Secondly, Fig. 8 displays OA, AA, and \(\kappa (x100)\) for increasing data amounts. This aligns with the preceding scalability experiments and serves as an indicator of the classification performance in a scalable environment. Figure 8 also highlights the SVM classification performance with low data amounts for training. Moreover, high-resolution classification maps are provided in Fig. 9 to offer detailed insights. It is noteworthy that the SVM model struggles in fine-grain classification of specific pixels, as is recurrent in traditional models based exclusively on pixel spectral information treated in complete isolation. Nevertheless, its classification map is satisfactory compared to the other algorithms.

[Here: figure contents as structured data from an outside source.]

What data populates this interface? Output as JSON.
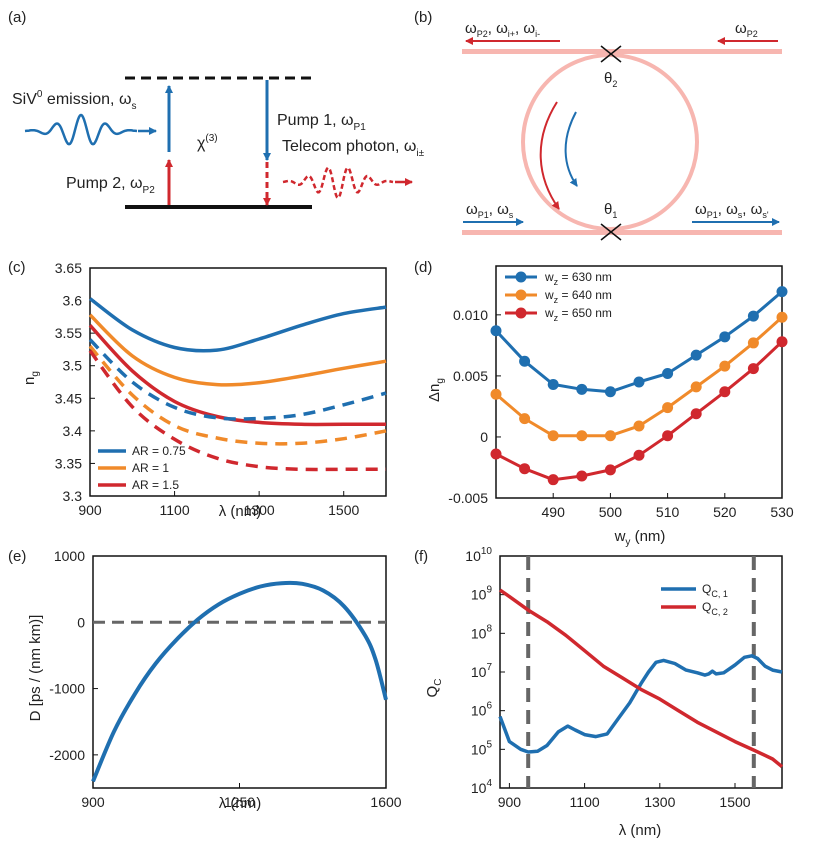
{
  "colors": {
    "blue": "#1f6fb0",
    "orange": "#f08a2a",
    "red": "#d0282e",
    "pink": "#f7b6b0",
    "black": "#111111",
    "grey": "#666666"
  },
  "panel_a": {
    "label": "(a)",
    "siv_emission": "SiV",
    "siv_sup": "0",
    "siv_rest": " emission, ω",
    "siv_sub": "s",
    "chi": "χ",
    "chi_sup": "(3)",
    "pump1": "Pump 1, ω",
    "pump1_sub": "P1",
    "telecom": "Telecom photon, ω",
    "telecom_sub": "i±",
    "pump2": "Pump 2, ω",
    "pump2_sub": "P2"
  },
  "panel_b": {
    "label": "(b)",
    "out_top_left": "ω",
    "out_top_left_sub": "P2",
    "out_top_left_2": ", ω",
    "out_top_left_2_sub": "i+",
    "out_top_left_3": ", ω",
    "out_top_left_3_sub": "i-",
    "in_top_right": "ω",
    "in_top_right_sub": "P2",
    "theta2": "θ",
    "theta2_sub": "2",
    "theta1": "θ",
    "theta1_sub": "1",
    "in_bottom_left": "ω",
    "in_bottom_left_sub": "P1",
    "in_bottom_left_2": ", ω",
    "in_bottom_left_2_sub": "s",
    "out_bottom_right": "ω",
    "out_bottom_right_sub": "P1",
    "out_bottom_right_2": ", ω",
    "out_bottom_right_2_sub": "s",
    "out_bottom_right_3": ", ω",
    "out_bottom_right_3_sub": "s'"
  },
  "chart_data": [
    {
      "id": "c",
      "label": "(c)",
      "type": "line",
      "xlabel": "λ (nm)",
      "ylabel": "n",
      "ylabel_sub": "g",
      "xlim": [
        900,
        1600
      ],
      "ylim": [
        3.3,
        3.65
      ],
      "xticks": [
        900,
        1100,
        1300,
        1500
      ],
      "yticks": [
        3.3,
        3.35,
        3.4,
        3.45,
        3.5,
        3.55,
        3.6,
        3.65
      ],
      "ytick_labels": [
        "3.3",
        "3.35",
        "3.4",
        "3.45",
        "3.5",
        "3.55",
        "3.6",
        "3.65"
      ],
      "legend": [
        "AR = 0.75",
        "AR = 1",
        "AR = 1.5"
      ],
      "legend_position": "bottom-left",
      "x": [
        900,
        1000,
        1100,
        1200,
        1300,
        1400,
        1500,
        1600
      ],
      "series": [
        {
          "name": "AR = 0.75 solid",
          "color": "blue",
          "dash": false,
          "values": [
            3.603,
            3.555,
            3.528,
            3.524,
            3.541,
            3.562,
            3.58,
            3.59
          ]
        },
        {
          "name": "AR = 1 solid",
          "color": "orange",
          "dash": false,
          "values": [
            3.578,
            3.515,
            3.482,
            3.471,
            3.474,
            3.484,
            3.496,
            3.507
          ]
        },
        {
          "name": "AR = 1.5 solid",
          "color": "red",
          "dash": false,
          "values": [
            3.562,
            3.492,
            3.445,
            3.422,
            3.413,
            3.41,
            3.41,
            3.41
          ]
        },
        {
          "name": "AR = 0.75 dashed",
          "color": "blue",
          "dash": true,
          "values": [
            3.54,
            3.475,
            3.436,
            3.42,
            3.419,
            3.425,
            3.44,
            3.458
          ]
        },
        {
          "name": "AR = 1 dashed",
          "color": "orange",
          "dash": true,
          "values": [
            3.53,
            3.455,
            3.408,
            3.389,
            3.381,
            3.381,
            3.388,
            3.4
          ]
        },
        {
          "name": "AR = 1.5 dashed",
          "color": "red",
          "dash": true,
          "values": [
            3.523,
            3.437,
            3.387,
            3.358,
            3.345,
            3.341,
            3.341,
            3.341
          ]
        }
      ]
    },
    {
      "id": "d",
      "label": "(d)",
      "type": "line",
      "xlabel": "w",
      "xlabel_sub": "y",
      "xlabel_rest": " (nm)",
      "ylabel": "Δn",
      "ylabel_sub": "g",
      "xlim": [
        480,
        530
      ],
      "ylim": [
        -0.005,
        0.014
      ],
      "xticks": [
        490,
        500,
        510,
        520,
        530
      ],
      "yticks": [
        -0.005,
        0,
        0.005,
        0.01
      ],
      "ytick_labels": [
        "-0.005",
        "0",
        "0.005",
        "0.010"
      ],
      "legend": [
        "w_z = 630 nm",
        "w_z = 640 nm",
        "w_z = 650 nm"
      ],
      "legend_labels": [
        {
          "a": "w",
          "sub": "z",
          "b": " = 630 nm"
        },
        {
          "a": "w",
          "sub": "z",
          "b": " = 640 nm"
        },
        {
          "a": "w",
          "sub": "z",
          "b": " = 650 nm"
        }
      ],
      "legend_position": "top-left",
      "x": [
        480,
        485,
        490,
        495,
        500,
        505,
        510,
        515,
        520,
        525,
        530
      ],
      "series": [
        {
          "name": "w_z = 630 nm",
          "color": "blue",
          "values": [
            0.0087,
            0.0062,
            0.0043,
            0.0039,
            0.0037,
            0.0045,
            0.0052,
            0.0067,
            0.0082,
            0.0099,
            0.0119
          ]
        },
        {
          "name": "w_z = 640 nm",
          "color": "orange",
          "values": [
            0.0035,
            0.0015,
            0.0001,
            0.0001,
            0.0001,
            0.0009,
            0.0024,
            0.0041,
            0.0058,
            0.0077,
            0.0098
          ]
        },
        {
          "name": "w_z = 650 nm",
          "color": "red",
          "values": [
            -0.0014,
            -0.0026,
            -0.0035,
            -0.0032,
            -0.0027,
            -0.0015,
            0.0001,
            0.0019,
            0.0037,
            0.0056,
            0.0078
          ]
        }
      ]
    },
    {
      "id": "e",
      "label": "(e)",
      "type": "line",
      "xlabel": "λ (nm)",
      "ylabel": "D [ps / (nm km)]",
      "xlim": [
        900,
        1600
      ],
      "ylim": [
        -2500,
        1000
      ],
      "xticks": [
        900,
        1250,
        1600
      ],
      "yticks": [
        -2000,
        -1000,
        0,
        1000
      ],
      "ytick_labels": [
        "-2000",
        "-1000",
        "0",
        "1000"
      ],
      "zero_line": true,
      "x": [
        900,
        950,
        1000,
        1050,
        1100,
        1150,
        1200,
        1250,
        1300,
        1350,
        1400,
        1450,
        1500,
        1550,
        1575,
        1600
      ],
      "series": [
        {
          "name": "D",
          "color": "blue",
          "values": [
            -2400,
            -1650,
            -1080,
            -620,
            -260,
            40,
            270,
            430,
            540,
            590,
            580,
            480,
            240,
            -200,
            -560,
            -1170
          ]
        }
      ]
    },
    {
      "id": "f",
      "label": "(f)",
      "type": "line",
      "yscale": "log",
      "xlabel": "λ (nm)",
      "ylabel": "Q",
      "ylabel_sub": "C",
      "xlim": [
        875,
        1625
      ],
      "ylim": [
        10000,
        10000000000
      ],
      "xticks": [
        900,
        1100,
        1300,
        1500
      ],
      "yticks": [
        4,
        5,
        6,
        7,
        8,
        9,
        10
      ],
      "vlines": [
        950,
        1550
      ],
      "legend": [
        "Q_C, 1",
        "Q_C, 2"
      ],
      "legend_labels": [
        {
          "a": "Q",
          "sub": "C, 1"
        },
        {
          "a": "Q",
          "sub": "C, 2"
        }
      ],
      "legend_position": "top-right",
      "series": [
        {
          "name": "Q_C, 1",
          "color": "blue",
          "x": [
            875,
            900,
            930,
            950,
            975,
            1000,
            1030,
            1055,
            1075,
            1100,
            1130,
            1160,
            1190,
            1220,
            1250,
            1270,
            1290,
            1310,
            1340,
            1370,
            1400,
            1420,
            1430,
            1440,
            1450,
            1470,
            1500,
            1525,
            1545,
            1560,
            1580,
            1600,
            1625
          ],
          "log_values": [
            5.85,
            5.2,
            5.0,
            4.93,
            4.95,
            5.1,
            5.45,
            5.6,
            5.5,
            5.38,
            5.33,
            5.4,
            5.8,
            6.2,
            6.7,
            7.0,
            7.25,
            7.3,
            7.22,
            7.05,
            6.98,
            6.92,
            6.95,
            7.02,
            6.95,
            6.98,
            7.18,
            7.38,
            7.42,
            7.35,
            7.15,
            7.05,
            7.0
          ]
        },
        {
          "name": "Q_C, 2",
          "color": "red",
          "x": [
            875,
            900,
            950,
            1000,
            1050,
            1100,
            1150,
            1200,
            1250,
            1300,
            1350,
            1400,
            1450,
            1500,
            1550,
            1600,
            1625
          ],
          "log_values": [
            9.12,
            8.95,
            8.6,
            8.3,
            7.95,
            7.55,
            7.15,
            6.85,
            6.55,
            6.3,
            6.0,
            5.7,
            5.45,
            5.2,
            4.98,
            4.75,
            4.55
          ]
        }
      ]
    }
  ]
}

Finally, the evaluation of classification performance underscores the robustness inherent in the proposed distributed SVM methodology. Notably, the presence of minor classes, characterized by pixels weakly represented across certain partitions, does not significantly impact the overall performance. Conversely, the reduction step tackles this challenge efficiently, yielding remarkable and consistent accuracy across all classes.

Conclusions

This work exploits a distributed cloud computing environment for the processing of large dimensional hyperspectral data. The proposed methodology focuses on analyzing the scalability whilst ensuring a notable classification performance. In this context, sequential algorithms suffer an important degradation of their performance due to the computational-expensive processing of such complex data. This is exacerbated by the increasing complexity of machine learning models, where performance improves at the cost of more complex and sophisticated algorithms. Therefore, the classification entails a noteworthy amount of calculations that exceed the capacities of an individual machine. Besides that fact, sequential algorithms are useful when the data can be stored and processed in a single machine. This work presents a well-optimized cloud parallel implementation of the SVM machine learning algorithm over a cloud environment. The SVM approach demonstrates notable outcomes in discriminating features for classification purposes. The driving rationale behind this research is the high performance of the SVM and the idea of reducing the computational time required for fast decision-making. In the provided study, the experimental results demonstrate computational performance gains on the processing of complex HSI scenarios. Moreover, the proposal exhibit effectiveness for classification purposes, achieving notable performance in comparison to the standard Scikit-learn models. As a case of study, the proposal have been evaluated against the baseline one-node implementation for scalability purposes. Encouraged by the outstanding results obtained in this work, the future work is set to develop new distributed implementations for the processing of large HSI data in cloud computing environments.